Открыла она пылесборник, а там для шишиги добра видано-невидано!
— Это ты что, ради меня с чудищем сразилась и его победила? — с недоверием спрашивает шишига.
— Нет, это он сам тебе свое сокровище отдал, — хохочет Наташа.
— Ради меня жизнью пожертвовал и шломался? — наливаются слезами глаза Юльки. — Он такой хороший был, а я для него еды пожалела?
Собрала тут Наташа пылесос, стал он опять, как новенький.
— Понимаешь, Юлька, он пыль собирает в одно место, а потом ее всю отдает, — объясняет она.
— Какой добрый, — восхищается шишига, — а я о нем так плохо подумала. Теперь уж мы точно дружить будем. Я теперь с вашим пылешошом никогда не раштанусь.
Шишига с таким интересом знакомилась с домом, что Наташе и самой все стало интересно. Она привыкла к работе умных домашних вещей и перестала обращать на них внимание. А оказалось, что когда моешь посуду, вода не просто течет из крана, а падает, как маленький водопад. И этот водопад слушается тебя, как воспитанный щенок.
А кроме водопада, в доме еще есть послушный огонь, который живет в газовой плите, ручные песни, обитающие в магнитофоне, воспитанный ветерок, сидящий в вентиляторе, и прочие очень удобные и полезные вещи. Наташа с шишигой словно ожили — совсем как прежние стали, только иногда телевизор вспоминают и вздыхают жалостно. А так — ничего. Очень даже веселые.
Конечно, не все дела по хозяйству у них гладко идут. То Юлька пытается в стиральной машинке чашки постирать, то в плюшки вместо муки стиральный порошок сыпет. Он же тоже белый, а у них в деревне раньше только мылом стирали, ни о каком таком порошке слыхом не слыхивали. Но Наташа всегда рядом и вовремя успевает подружку поправить и дело исправить. От этих мелких неприятностей у них только шум и хохот и совершенно никакого расстройства.

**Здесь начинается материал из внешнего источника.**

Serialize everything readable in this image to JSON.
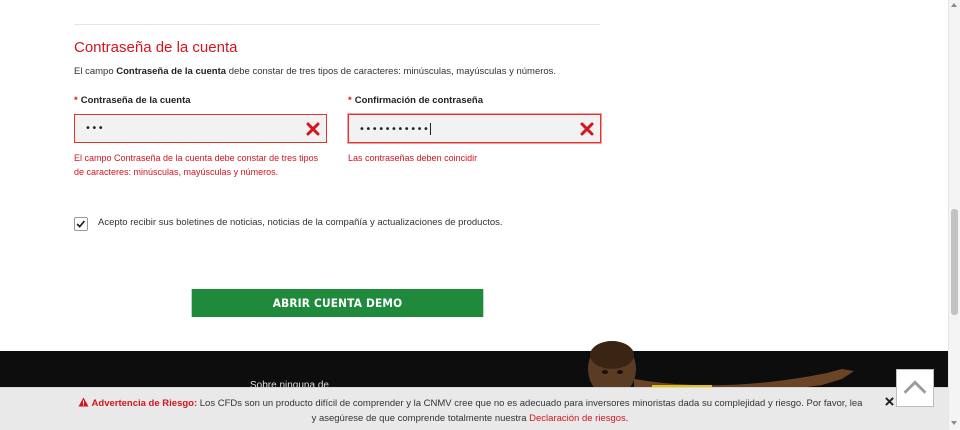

Все бы хорошо, да вот только Кузька в их делах совершенно никакого участия не принимает. Сидит он себе на карнизе, думу думает. Хоть и успокоила его Наташа, а все не по себе ему. Ящичек хоть и вредный, да хозяевами любимый. Хотел он только чары его снять, а вон как нехорошо вышло.
Как ни пытались его шишига с Наташей делами своими от мыслей грустных отвлечь, ничего у них не получалось. Юлька даже за занавеску неожиданно дергала, чтобы Кузька с карниза свалился и развеселился, да только домовенок равновесие крепко держал. А под вечер глянули девочки — карниз пустой.
— Наверное, к Нафане пошел, — решила Наташа, — ну ничего. Может, Нафаня его развеселит. Он мудрый и опытный, не то, что мы с тобой.